ドイツ・ケルンにて行われている欧州最大規模のゲームイベントgamescom 2018に先駆けて行われたメディア向けイベントと、gamescom期間中に行った開発スタッフへのインタビューから判明した『Life is Strange 2』の概要を紹介。

 海外では、2018年9月27日にエピソード1が配信となる『Life is Strange 2』。本稿では、ドイツ・ケルンにて行われている欧州最大規模のゲームイベントgamescom 2018に先駆けて行われたメディア向けイベントと、gamescom期間中に行った開発スタッフへのインタビューから判明した『Life is Strange 2』の情報を紹介する。

※以下、『Life is Strange 2』を含むシリーズに関するネタバレが含まれます。ご注意ください。
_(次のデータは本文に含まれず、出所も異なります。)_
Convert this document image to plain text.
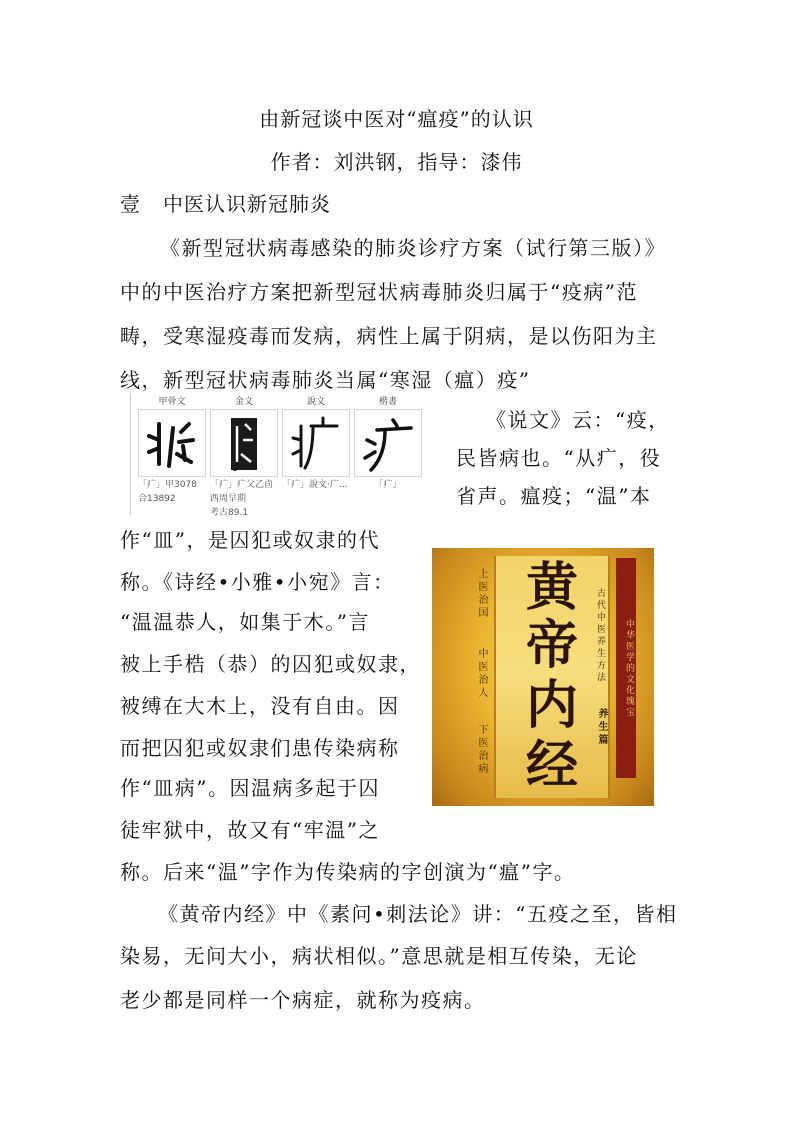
由新冠谈中医对“瘟疫”的认识
作者：刘洪钢，指导：漆伟
壹 中医认识新冠肺炎
《新型冠状病毒感染的肺炎诊疗方案（试行第三版）》
中的中医治疗方案把新型冠状病毒肺炎归属于“疫病”范
畴，受寒湿疫毒而发病，病性上属于阴病，是以伤阳为主
线，新型冠状病毒肺炎当属“寒湿（瘟）疫”
甲骨文
「疒」甲3078
合13892
金文
「疒」疒父乙卣
西周早期
考古89.1
說文
「疒」說文‧广...
楷書
「疒」
《说文》云：“疫，
民皆病也。“从疒，役
省声。瘟疫；“温”本
作“皿”，是囚犯或奴隶的代
称。《诗经•小雅•小宛》言：
“温温恭人，如集于木。”言
被上手梏（恭）的囚犯或奴隶，
被缚在大木上，没有自由。因
而把囚犯或奴隶们患传染病称
作“皿病”。因温病多起于囚
徒牢狱中，故又有“牢温”之
称。后来“温”字作为传染病的字创演为“瘟”字。
上医治国
中医治人
下医治病
黄
帝
内
经
古代中医养生方法
养生篇
中华医学的文化瑰宝
《黄帝内经》中《素问•刺法论》讲：“五疫之至，皆相
染易，无问大小，病状相似。”意思就是相互传染，无论
老少都是同样一个病症，就称为疫病。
 まず、メディア向けイベントでは、開発会社DONTNOD EntertainmentからクリエイティブディレクターのMichel Koch氏とRaoul Barbet氏が登壇。『Life is Strange 2』の開発は、前作『Life is Strange』の反響が大きかったためプレッシャーはあったというが、前作とは違う新しいキャラクター、ストーリーのものを描くというコンセプトで開発が進められている。それでも、アートやシネマトグラフィー(映画的な撮影術)、ストーリーテリング、音楽にこだわりを持っており、『Life is Strange』らしさを感じ取ってもらえるだろうとのこと。

イベントはケルンにある映画館で行われた。ちなみに、イベント中は撮影禁止だったため、外観だけ。

 『Life is Strange 2』の主人公は、ワシントン州シアトルに住むふたりの兄弟、ショーン(16歳)とダニエル(9歳)。ある日、ショーンは近所の悪ガキにダニエルがいじめられているところを目撃。ダニエルと悪ガキのあいだに割って入ったショーンだが、不可抗力で悪ガキを傷つけてしまう。そこをパトロールしていた警官に目撃され、有無を言わさず銃を突きつけられるショーン。騒動を聞きつけた父親も家を出てきて、ひと悶着が起こり、警官が父親に発砲してしまう。それを見た瞬間、ダニエルの叫びとともに力が暴走し、まわりは爆発が起きたかのような大惨事に見舞われる――。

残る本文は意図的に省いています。